The star rating system, interviewers found, was less associated with trust than with cost. Parents felt more stars signaled higher cost, not more trustworthiness. Providers who keep fees low to be accessible to families have more staffing shortages and may not be able to pay staff more, leading to lower star ratings. Providers also felt the state was more supportive of centers with higher star ratings, exacerbating inequities.

Availability

Shortages of child care centers and staffing within those centers cause long waitlists, both at the centers and for in-home care. Turnover in the child care sector is high, and providers are burned out and undervalued without the resources they need to succeed.

When child care is scarce, transportation can become a burden. Parents often drive up to 30 minutes to get to child care. In addition to the cost of gas, transportation time can limit available work hours, especially for child care that already has limited hours.

Many parents only need part-time care or need care outside the traditional 7 a.m. to 6 p.m. hours. Without flexible and non-traditional child care hours available, parents often rely on drop-in centers or family to care for children. This can be expensive and burdensome.

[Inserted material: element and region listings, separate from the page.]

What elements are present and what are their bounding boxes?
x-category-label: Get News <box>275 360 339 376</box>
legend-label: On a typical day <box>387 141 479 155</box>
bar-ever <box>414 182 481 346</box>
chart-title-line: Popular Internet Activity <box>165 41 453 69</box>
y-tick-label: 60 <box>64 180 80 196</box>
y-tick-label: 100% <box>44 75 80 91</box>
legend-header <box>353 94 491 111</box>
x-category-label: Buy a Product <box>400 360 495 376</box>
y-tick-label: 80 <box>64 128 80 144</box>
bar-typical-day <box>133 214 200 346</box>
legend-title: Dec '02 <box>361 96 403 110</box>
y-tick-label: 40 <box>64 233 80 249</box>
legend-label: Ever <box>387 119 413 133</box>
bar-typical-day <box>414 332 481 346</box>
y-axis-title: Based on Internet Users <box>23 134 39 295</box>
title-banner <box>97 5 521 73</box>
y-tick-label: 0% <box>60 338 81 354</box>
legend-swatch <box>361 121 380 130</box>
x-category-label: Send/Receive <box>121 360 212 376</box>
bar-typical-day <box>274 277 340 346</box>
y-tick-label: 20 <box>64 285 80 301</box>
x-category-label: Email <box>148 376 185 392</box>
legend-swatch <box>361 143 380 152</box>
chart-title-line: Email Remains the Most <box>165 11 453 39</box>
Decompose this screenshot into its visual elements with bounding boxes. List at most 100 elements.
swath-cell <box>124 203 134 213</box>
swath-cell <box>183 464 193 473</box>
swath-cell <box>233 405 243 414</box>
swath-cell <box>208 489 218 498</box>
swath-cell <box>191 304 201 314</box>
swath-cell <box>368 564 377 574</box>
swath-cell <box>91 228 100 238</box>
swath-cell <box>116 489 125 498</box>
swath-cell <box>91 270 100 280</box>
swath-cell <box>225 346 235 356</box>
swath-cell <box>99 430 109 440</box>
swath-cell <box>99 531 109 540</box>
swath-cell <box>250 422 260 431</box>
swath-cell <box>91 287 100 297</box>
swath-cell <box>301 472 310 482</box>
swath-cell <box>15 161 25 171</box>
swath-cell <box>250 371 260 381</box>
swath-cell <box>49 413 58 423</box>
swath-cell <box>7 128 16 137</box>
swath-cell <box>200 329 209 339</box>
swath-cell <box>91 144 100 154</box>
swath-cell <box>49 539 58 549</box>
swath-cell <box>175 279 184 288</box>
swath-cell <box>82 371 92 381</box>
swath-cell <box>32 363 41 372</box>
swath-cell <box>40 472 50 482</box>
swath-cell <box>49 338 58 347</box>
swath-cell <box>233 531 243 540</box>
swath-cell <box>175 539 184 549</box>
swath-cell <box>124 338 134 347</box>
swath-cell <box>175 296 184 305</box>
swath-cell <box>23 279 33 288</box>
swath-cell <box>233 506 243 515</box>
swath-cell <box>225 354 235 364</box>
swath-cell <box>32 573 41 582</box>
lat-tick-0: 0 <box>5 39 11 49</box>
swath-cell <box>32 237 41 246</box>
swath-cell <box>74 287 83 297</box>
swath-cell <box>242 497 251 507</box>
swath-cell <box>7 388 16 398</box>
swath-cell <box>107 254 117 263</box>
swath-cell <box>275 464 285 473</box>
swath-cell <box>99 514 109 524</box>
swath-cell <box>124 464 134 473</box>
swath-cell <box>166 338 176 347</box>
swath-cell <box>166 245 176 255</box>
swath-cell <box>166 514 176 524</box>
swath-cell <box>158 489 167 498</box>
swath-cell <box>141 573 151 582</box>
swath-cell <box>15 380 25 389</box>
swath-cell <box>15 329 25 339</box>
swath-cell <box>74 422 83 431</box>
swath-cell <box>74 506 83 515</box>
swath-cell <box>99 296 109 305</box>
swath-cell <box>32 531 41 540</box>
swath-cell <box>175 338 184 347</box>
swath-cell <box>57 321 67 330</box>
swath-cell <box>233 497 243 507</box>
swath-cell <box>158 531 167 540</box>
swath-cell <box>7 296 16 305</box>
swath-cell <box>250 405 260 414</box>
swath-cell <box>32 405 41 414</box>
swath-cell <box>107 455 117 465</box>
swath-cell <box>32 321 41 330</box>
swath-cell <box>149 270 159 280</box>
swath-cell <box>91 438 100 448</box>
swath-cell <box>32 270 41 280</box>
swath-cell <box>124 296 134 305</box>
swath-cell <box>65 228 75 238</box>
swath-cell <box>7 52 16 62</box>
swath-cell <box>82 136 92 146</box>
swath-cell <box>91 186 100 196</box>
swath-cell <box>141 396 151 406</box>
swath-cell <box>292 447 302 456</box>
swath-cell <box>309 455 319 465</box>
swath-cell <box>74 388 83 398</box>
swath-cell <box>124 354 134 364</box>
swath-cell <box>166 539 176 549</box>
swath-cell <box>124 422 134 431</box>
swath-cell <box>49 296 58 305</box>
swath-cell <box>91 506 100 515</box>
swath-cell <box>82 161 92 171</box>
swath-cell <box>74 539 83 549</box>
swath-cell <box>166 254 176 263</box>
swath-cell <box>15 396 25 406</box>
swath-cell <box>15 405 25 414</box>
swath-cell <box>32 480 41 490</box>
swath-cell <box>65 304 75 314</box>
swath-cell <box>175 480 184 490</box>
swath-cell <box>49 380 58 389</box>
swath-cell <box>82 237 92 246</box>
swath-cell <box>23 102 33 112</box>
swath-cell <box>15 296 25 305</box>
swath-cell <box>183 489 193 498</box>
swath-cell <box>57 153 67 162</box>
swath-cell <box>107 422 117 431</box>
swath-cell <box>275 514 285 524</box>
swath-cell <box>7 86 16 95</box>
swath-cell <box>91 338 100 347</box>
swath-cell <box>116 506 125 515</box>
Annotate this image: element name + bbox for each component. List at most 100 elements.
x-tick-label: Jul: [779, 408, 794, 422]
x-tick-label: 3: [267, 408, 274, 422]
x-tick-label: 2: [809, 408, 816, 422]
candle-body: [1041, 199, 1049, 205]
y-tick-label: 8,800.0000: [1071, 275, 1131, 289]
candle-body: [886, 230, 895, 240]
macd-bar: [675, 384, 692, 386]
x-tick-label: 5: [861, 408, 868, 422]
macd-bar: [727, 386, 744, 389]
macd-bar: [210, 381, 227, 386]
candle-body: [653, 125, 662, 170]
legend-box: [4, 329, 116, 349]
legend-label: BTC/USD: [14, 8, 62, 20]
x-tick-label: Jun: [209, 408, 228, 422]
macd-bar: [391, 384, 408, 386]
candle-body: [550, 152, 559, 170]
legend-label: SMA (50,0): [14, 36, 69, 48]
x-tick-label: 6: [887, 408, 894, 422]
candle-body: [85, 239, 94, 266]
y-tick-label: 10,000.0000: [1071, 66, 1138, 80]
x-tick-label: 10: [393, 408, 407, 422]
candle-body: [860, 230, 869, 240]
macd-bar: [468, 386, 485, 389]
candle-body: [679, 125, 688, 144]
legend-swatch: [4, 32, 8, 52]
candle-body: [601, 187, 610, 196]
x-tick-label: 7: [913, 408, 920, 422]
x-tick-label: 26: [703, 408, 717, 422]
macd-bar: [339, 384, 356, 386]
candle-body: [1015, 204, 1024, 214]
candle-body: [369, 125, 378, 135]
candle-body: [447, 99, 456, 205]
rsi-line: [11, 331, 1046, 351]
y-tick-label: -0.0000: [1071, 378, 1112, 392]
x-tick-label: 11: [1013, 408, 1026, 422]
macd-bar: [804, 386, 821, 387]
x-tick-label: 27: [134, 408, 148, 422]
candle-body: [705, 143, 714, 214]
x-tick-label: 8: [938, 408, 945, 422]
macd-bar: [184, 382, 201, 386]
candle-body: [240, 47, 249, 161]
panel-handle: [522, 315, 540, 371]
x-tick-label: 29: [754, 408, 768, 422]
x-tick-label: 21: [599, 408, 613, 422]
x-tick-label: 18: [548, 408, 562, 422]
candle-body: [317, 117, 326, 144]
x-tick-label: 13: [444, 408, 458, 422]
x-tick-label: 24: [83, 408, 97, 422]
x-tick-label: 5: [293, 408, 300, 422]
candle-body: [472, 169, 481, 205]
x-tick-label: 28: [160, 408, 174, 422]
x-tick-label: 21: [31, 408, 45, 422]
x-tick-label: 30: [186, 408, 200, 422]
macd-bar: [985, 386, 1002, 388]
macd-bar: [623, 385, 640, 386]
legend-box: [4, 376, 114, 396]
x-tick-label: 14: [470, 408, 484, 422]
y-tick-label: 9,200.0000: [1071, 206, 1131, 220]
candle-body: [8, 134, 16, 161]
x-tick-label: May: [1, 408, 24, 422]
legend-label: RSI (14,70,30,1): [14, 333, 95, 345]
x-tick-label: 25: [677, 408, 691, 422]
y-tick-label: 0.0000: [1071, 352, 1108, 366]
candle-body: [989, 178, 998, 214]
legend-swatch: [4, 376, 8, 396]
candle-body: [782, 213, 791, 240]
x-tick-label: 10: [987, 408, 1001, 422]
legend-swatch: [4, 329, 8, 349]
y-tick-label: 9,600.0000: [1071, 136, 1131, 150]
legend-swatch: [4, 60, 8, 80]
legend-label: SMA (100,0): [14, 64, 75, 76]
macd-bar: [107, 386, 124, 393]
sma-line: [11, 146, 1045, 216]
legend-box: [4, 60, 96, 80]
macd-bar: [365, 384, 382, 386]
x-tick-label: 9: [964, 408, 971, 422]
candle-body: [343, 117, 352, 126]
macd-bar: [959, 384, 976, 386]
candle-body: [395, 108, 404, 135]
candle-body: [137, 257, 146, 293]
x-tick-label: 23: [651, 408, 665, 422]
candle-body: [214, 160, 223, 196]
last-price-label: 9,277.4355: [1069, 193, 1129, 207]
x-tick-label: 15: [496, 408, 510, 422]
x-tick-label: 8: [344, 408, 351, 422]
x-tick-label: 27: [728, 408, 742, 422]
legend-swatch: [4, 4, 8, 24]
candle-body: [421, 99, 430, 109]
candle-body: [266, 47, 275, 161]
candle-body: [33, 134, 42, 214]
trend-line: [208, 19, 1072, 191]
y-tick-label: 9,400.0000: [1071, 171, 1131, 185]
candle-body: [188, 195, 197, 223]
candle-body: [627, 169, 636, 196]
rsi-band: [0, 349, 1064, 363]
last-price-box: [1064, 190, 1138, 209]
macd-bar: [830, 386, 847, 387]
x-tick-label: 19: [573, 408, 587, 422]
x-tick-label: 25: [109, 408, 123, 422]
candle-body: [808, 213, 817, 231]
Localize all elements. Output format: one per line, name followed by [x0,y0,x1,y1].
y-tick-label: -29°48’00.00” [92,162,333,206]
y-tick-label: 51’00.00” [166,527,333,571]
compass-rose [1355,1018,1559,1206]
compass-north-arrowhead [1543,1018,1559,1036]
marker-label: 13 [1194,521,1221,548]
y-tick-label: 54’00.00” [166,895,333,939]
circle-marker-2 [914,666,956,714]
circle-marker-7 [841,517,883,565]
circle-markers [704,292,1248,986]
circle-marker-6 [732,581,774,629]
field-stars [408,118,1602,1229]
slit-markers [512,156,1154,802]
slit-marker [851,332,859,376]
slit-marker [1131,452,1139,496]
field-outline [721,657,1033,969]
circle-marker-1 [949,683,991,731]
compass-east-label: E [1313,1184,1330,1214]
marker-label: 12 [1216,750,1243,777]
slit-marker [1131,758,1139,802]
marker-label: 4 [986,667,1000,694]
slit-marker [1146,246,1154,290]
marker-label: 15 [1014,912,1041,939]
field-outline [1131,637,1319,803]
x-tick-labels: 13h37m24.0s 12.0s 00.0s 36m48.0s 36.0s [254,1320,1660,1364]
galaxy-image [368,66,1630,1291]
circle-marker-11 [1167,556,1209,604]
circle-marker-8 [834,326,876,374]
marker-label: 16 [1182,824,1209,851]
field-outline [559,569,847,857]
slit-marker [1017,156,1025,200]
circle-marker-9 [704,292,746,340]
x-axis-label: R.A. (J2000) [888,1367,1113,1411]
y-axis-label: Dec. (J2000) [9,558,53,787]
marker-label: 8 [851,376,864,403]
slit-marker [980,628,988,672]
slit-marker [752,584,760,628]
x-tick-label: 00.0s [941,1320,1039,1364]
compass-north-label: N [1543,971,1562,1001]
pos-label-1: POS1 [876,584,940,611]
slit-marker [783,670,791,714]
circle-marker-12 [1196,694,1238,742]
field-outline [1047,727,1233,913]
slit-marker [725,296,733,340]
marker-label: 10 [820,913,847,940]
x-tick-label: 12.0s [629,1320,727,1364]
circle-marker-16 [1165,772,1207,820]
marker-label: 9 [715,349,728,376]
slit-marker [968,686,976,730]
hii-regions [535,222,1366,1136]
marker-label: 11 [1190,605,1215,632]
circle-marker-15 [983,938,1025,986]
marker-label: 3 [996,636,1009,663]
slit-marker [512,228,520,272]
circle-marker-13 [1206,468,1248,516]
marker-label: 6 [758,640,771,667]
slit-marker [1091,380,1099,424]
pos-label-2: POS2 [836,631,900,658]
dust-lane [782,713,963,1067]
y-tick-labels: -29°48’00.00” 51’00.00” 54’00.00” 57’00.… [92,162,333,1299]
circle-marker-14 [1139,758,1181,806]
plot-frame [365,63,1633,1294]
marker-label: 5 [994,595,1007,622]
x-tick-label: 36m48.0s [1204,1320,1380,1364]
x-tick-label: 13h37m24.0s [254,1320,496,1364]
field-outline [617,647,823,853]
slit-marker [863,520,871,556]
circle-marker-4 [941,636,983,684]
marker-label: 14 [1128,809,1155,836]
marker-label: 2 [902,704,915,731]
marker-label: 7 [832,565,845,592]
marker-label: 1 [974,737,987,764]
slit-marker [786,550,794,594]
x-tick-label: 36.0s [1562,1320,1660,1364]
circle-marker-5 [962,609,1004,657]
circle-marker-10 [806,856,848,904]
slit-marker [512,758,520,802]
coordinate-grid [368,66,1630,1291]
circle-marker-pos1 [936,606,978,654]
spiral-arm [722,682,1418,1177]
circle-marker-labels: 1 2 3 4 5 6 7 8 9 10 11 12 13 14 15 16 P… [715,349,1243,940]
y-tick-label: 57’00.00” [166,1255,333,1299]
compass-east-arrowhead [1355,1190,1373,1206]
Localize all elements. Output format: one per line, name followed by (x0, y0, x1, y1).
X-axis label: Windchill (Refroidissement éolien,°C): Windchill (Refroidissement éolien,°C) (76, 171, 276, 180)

In addition to the concrete barriers of hours and distance, language differences can make child care functionally unavailable to parents who don’t speak fluent English. Most providers only speak English, and relying on children, Google Translate, or a single translator in the center does not build trust. Even finding information on options and financial assistance can be difficult in languages other than English.

County and state resources don’t provide a centralized location where parents can go to learn about child care options and resources. Parents must rely on word of mouth or their own research. Providers are frustrated that they can’t offer this resource to parents since it makes it harder for parents to access the kinds of care and assistance they need.

A heavy burden on women

The crisis in early childhood education falls disproportionately on women. This has implications for their financial independence and ability to pursue their dreams. When child care scarcity prevents a parent from working, that responsibility is more likely to fall on the mother. And most child care providers are women as well. Providers felt that they are often not seen as heads of household, and that contributes to low wages and lack of benefits.

Next steps

CandL’s next phase will involve developing policy recommendations based on the findings of the listening sessions, working towards a child care system that is trustworthy, affordable, and available to all families who need it.